Je commencerai par une question simple pour ceux qui sont installés en occident. Pourquoi vous ne partez pas vivre en Russie, même gratuitement ? Vous savez que ce n’est pas un pays ouvert. C’est une dictature encore plus féroce et brutale que celles dont les pratiques totalitaires d’un autre âge débordent sur le continent africain et exècrent tout esprit résolument épris de liberté et de justice.
Mais revenons au sujet. Quand vous dites que l’OTAN a “encerclé” la Russie. Savez-vous que la Russie est territorialement limitrophe avec 14 ou 16 pays, dont 4 ou 5 (maximum) membres de l’OTAN ? Officiellement j’en connais 4 (Lituanie, Lettonie, Pologne, Estonie). Savez-vous que parmi les voisins de la Russie figurent des pays dotés d’une puissance nucléaire et militaire hypersonique tels que la Chine et la Corée du Nord, avec lesquels Moscou pourrait opportunément reconstituer une alliance anti-OTAN et y intégrer les autres voisins, afin de reconfigurer un nouvel équilibre de la terreur, sans avoir besoin de s’attaquer directement à des États souverains ?

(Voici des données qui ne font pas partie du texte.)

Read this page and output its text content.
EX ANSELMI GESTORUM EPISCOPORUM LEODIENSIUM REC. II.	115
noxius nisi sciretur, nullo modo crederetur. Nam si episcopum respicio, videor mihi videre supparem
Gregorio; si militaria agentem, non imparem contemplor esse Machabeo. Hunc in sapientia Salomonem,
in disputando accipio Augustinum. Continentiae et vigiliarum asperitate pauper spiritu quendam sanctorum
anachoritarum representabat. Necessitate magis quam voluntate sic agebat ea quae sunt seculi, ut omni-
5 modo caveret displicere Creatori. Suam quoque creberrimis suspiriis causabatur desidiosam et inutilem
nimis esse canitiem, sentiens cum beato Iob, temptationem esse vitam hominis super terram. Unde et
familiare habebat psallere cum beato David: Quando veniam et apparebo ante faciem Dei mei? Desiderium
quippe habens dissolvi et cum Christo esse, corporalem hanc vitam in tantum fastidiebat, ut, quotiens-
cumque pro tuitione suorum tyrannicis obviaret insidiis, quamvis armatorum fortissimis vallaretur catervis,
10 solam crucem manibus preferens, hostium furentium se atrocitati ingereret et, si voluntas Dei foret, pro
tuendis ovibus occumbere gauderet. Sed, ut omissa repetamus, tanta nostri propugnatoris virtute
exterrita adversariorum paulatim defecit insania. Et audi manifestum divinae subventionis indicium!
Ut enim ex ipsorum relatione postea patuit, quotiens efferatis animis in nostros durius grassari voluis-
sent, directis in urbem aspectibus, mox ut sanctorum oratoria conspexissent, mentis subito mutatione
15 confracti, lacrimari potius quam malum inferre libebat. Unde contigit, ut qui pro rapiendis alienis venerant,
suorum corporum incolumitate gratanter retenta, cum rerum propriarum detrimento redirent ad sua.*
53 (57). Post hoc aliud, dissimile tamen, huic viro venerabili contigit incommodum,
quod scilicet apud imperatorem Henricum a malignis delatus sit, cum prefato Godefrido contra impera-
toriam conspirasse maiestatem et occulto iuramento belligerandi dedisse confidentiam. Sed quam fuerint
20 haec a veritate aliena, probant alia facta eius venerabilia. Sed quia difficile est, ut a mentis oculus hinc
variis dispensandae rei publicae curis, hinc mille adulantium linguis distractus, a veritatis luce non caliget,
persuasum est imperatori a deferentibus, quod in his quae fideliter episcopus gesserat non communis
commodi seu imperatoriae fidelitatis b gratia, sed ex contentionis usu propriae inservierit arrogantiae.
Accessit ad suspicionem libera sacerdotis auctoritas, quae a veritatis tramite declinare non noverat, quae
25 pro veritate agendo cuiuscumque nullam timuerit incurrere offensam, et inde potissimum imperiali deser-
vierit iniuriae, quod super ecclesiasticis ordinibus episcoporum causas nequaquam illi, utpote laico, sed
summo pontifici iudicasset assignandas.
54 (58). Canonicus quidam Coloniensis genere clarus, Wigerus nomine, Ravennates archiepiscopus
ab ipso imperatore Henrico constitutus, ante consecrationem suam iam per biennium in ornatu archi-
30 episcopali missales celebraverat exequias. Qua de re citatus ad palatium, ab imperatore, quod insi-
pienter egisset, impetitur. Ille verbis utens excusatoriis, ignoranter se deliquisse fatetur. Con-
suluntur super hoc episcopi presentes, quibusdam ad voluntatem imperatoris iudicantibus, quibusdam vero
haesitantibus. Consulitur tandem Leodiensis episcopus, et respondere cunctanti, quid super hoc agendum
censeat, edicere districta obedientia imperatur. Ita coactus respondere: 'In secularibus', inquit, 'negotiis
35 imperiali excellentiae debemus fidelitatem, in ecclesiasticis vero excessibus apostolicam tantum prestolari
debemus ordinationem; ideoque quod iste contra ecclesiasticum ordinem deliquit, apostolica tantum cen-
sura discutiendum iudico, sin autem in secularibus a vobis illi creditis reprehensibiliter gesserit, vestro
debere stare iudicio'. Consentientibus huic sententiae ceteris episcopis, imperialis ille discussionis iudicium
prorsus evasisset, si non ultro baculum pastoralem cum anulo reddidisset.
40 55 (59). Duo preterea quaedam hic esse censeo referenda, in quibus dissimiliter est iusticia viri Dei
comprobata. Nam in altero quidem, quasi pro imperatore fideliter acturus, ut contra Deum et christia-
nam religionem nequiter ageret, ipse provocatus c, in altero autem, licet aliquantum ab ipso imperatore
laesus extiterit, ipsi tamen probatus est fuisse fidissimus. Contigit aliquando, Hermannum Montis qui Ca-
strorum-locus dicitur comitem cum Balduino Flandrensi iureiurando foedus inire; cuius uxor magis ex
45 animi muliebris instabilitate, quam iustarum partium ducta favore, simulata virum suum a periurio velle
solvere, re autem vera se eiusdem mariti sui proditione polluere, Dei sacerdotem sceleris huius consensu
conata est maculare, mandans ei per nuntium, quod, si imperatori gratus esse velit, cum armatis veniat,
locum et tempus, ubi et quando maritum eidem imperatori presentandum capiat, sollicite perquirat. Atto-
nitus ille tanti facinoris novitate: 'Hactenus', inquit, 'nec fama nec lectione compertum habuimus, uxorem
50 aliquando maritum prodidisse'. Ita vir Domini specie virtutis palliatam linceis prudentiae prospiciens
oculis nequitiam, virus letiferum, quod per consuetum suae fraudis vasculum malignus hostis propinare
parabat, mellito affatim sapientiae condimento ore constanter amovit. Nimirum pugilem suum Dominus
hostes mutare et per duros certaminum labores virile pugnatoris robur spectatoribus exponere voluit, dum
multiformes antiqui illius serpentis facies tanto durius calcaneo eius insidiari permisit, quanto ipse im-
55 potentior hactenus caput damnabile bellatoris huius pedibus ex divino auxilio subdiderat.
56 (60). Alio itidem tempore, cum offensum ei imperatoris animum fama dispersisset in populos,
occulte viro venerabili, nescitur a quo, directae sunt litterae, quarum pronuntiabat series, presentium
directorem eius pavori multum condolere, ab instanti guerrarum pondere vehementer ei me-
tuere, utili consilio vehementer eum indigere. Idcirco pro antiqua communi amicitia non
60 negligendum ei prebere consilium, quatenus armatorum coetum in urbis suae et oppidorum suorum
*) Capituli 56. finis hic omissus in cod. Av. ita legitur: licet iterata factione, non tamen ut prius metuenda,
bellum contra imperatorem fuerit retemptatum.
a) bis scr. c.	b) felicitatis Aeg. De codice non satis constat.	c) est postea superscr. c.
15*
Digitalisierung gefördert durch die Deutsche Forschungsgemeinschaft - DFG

Savez-vous que la Russie arme lourdement la Biélorussie, voisine de l’Ukraine, la Pologne, la Lituanie et la Lettonie ? Savez-vous que la Russie est passée maître dans l’art des invasions, l’annexion et la reconnaissance des territoires séparatistes plus ou moins pro-russes (Ossétie-du-Sud en Géorgie en 2008 ; la Crimée, Donetsk et Lougansk en Ukraine, respectivement en 2014 et 2022) ? À cette allure elle risquera un jour reconnaître l’indépendance de l’Ambazonie au Cameroun si un tant soit peu elle y sent quelque intérêt important. Mais bon… Avançons.
Quand vous dites que les États-Unis et l’OTAN veulent “à tout prix” intégrer l’Ukraine dans leur organisation militaire. Savez-vous que l’Ukraine, la Géorgie et la Bosnie frappent délibérément depuis 1990 aux portes de l’OTAN sans succès et que de nombreux pays, anciens membres du pacte de Varsovie ont ‘’librement’’ choisi de rejoindre l’Organisation du Traité de l’Atlantique Nord ?
Quand vous convoquez la notion de “guerre préventive” en prenant pour exemple la crise des missiles nucléaires soviétiques sur l’île de Cuba en 1962. Savez-vous que ces missiles étaient pointés en direction des États-Unis ? Savez-vous que pour éviter une troisième guerre mondiale entre puissances nucléaires, Washington avait plutôt négocié avec l’Union des Républiques Socialistes et Soviétiques (URSS) sans se précipiter à attaquer militairement cet allié soviétique ?
Mais enfin, pouvez-vous dire concrètement en quoi l’Ukraine menaçait-elle directement la sécurité de la Russie tel que démontré par exemple dans le cas de la crise des missiles de Cuba ? L’invasion de l’Ukraine n’est qu’un prétexte pour Vladimir Poutine qui digère peu la chute du mur de Berlin et surtout, la dislocation de l’URSS, vitrine quasi-impériale de l’hégémonie russe sur de nombreux pays de l’Est. L’ancien lieutenant-colonel du KGB veut reconstituer cette sphère d’influence perdue, au mépris de la souveraineté et du droit absolu des États à disposer de leur destin militaire.
On parlera peut-être une autre fois de la Libye de Kadhafi ou encore de l’Irak de Saddam Hussein qui ont été injustement bombardés par l’OTAN, mais ce n’était pas pour les mêmes enjeux, ni pour les mêmes motifs et quoiqu’il en soit, aucune invasion militaire d’un État souverain par une puissance étrangère ou un groupe de puissances n’est admissible de nos jours. Le monde doit apprendre de ses erreurs.